作者投稿和查稿 主编审稿 专家审稿 编委审稿 远程编辑

计算机工程 ›› 2024, Vol. 50 ›› Issue (3): 52-59. doi: 10.19678/j.issn.1000-3428.0067197

• 人工智能与模式识别 • 上一篇    下一篇

基于Ghost-SE-Res2Net的多模型融合语音唤醒词检测方法

虞秋辰1, 周若华1,*(), 袁庆升2   

  1. 1. 北京建筑大学电气与信息工程学院, 北京 102616
    2. 国家计算机网络应急技术处理协调中心, 北京 100029
  • 收稿日期:2023-03-16 出版日期:2024-03-15 发布日期:2023-07-06
  • 通讯作者: 周若华
  • 基金资助:
    国家自然科学基金(11590774)

Multi-model Fusion Speech Wake-up Word Detection Method Based on Ghost-SE-Res2Net

Qiuchen YU1, Ruohua ZHOU1,*(), Qingsheng YUAN2   

  1. 1. School of Electrical and Information Engineering, Beijing University of Civil Engineering and Architecture, Beijing 102616, China
    2. National Computer Network Emergency Response Technical Team and Coordination Center, Beijing 100029, China
  • Received:2023-03-16 Online:2024-03-15 Published:2023-07-06
  • Contact: Ruohua ZHOU

摘要:

语音唤醒词检测(WWD)是语音交互中的关键技术,选择合适大小的检测窗对WWD性能的影响很大。提出一种新的多模型融合方法,通过融合小检测窗和大检测窗的检测结果来提高WWD性能。多模型融合方法包含两个分类模型,分别使用小检测窗和大检测窗,均基于轻量化的挤压与激励残差网络(SE-Res2Net)模块,即Ghost-SE-Res2Net,SE-Res2Net结构的多尺度机制可显著提升WWD的能力。在Ghost-SE-Res2Net中,首先使用Ghost卷积替换SE-Res2Net中的普通卷积以降低模型参数量,然后使用注意力池化层替换SE-Res2Net中的全局平均池化层进一步提升WWD能力。在实际检测时融合连续3个小检测窗模型的检测结果的最大值和1个大检测窗模型的检测结果,来判断唤醒词是否被触发。
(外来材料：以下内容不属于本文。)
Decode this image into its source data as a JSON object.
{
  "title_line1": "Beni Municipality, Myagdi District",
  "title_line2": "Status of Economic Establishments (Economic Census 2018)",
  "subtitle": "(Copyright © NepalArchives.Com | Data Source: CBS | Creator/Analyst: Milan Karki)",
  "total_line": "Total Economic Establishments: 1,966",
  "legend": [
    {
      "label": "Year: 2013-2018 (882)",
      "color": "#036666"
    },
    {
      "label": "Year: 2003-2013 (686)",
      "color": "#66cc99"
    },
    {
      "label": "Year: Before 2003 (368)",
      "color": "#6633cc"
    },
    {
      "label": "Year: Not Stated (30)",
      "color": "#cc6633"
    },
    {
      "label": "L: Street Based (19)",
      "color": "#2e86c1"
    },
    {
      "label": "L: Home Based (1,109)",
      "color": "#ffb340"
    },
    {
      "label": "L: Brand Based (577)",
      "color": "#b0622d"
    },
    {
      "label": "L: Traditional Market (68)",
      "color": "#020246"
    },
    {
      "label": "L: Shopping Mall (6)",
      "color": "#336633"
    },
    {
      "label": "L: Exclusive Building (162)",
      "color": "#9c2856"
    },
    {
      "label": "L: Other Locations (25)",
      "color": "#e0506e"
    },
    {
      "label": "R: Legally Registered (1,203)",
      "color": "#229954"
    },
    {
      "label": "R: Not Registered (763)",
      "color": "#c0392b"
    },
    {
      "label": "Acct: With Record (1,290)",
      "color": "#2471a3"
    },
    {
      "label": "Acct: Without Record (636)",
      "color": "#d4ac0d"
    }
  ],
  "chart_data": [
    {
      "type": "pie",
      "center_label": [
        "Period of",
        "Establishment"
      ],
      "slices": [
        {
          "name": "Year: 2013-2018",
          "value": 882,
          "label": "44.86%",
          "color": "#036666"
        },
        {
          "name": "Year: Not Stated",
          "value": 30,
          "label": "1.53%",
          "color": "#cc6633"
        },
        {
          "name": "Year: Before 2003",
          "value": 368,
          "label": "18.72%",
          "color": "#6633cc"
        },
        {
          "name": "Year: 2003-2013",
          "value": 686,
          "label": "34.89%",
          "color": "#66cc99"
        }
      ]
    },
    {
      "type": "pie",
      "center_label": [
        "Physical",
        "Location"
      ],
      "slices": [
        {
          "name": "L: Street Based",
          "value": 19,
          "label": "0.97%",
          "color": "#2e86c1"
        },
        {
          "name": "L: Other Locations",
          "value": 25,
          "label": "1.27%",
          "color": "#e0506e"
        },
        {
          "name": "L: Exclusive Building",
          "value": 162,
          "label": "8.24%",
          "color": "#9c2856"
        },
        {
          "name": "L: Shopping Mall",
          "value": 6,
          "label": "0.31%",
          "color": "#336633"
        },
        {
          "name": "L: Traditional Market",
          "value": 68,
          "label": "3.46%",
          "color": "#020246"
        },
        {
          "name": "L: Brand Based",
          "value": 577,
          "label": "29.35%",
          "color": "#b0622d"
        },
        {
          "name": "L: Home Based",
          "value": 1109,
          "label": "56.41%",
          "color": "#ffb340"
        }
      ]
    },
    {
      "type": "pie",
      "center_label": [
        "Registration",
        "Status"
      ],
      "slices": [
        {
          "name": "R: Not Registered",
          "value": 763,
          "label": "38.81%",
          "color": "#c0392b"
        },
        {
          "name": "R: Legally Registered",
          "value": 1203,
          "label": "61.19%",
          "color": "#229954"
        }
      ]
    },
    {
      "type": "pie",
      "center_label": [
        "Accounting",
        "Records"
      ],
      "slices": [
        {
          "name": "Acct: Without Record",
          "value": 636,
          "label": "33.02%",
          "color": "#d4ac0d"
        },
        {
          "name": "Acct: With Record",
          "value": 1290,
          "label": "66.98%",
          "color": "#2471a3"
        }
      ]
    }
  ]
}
在训练时引入困难样本挖掘算法,选择性地学习较难检测的唤醒词信息以提高分类模型的检测性能。在包含2个唤醒词的Mobvoi数据集上评估系统性能,实验结果表明,在每小时0.5次错误唤醒的情况下,该系统在2个唤醒词上的错误拒绝率分别为0.46%和0.43%,实现了与先进基线相似的性能,并且系统参数量比基线少31%。

关键词: 唤醒词检测, Ghost模块, Res2Net结构, 错误拒绝, 多模型融合

Abstract:

Speech Wake-up Word Detection(WWD)is a key technology in the field of voice interaction. Choosing an appropriate detection window size significantly affects the performance of WWD. This study proposes a novel multi-model fusion method. By fusing the detection results obtained with small and large detection windows, the WWD performance can be improved. The multi-model fusion method includes two classification models that use small and large detection windows, and both are based on a lightweight SE-Res2Net network, namely, Ghost-SE-Res2Net. The multi-scale mechanism of the Squeeze and Excitation Network(SE-Res2Net) structure significantly improves the WWD performance. In Ghost-SE-Res2Net, first the Ghost convolution is used to replace the ordinary convolution in SE-Res2Net to reduce the model parameter count. Subsequently, an attention pooling layer is used to replace the global average pooling layer to further improve the WWD performance. During detection, the maximum value of the detection results obtained from three consecutive small- detection window models is fused with the detection result obtained from one large-detection window model to determine whether the wake-up word is triggered. In this study, a hard sample mining algorithm is introduced during training to selectively learn difficult-to-detect wake-up word information and improve the classification model detection performance. Accordingly, the system performance is evaluated using the Mobvoi dataset containing two wake-up words. The experimental results show that at 0.5 false alarms per hour, the system achieved false rejection rates of 0.46% and 0.43% for the two wake-up words, respectively. This performance is on par with that of the state-of-the-art baseline, whereas the system's parameter count is 31% smaller than the baseline.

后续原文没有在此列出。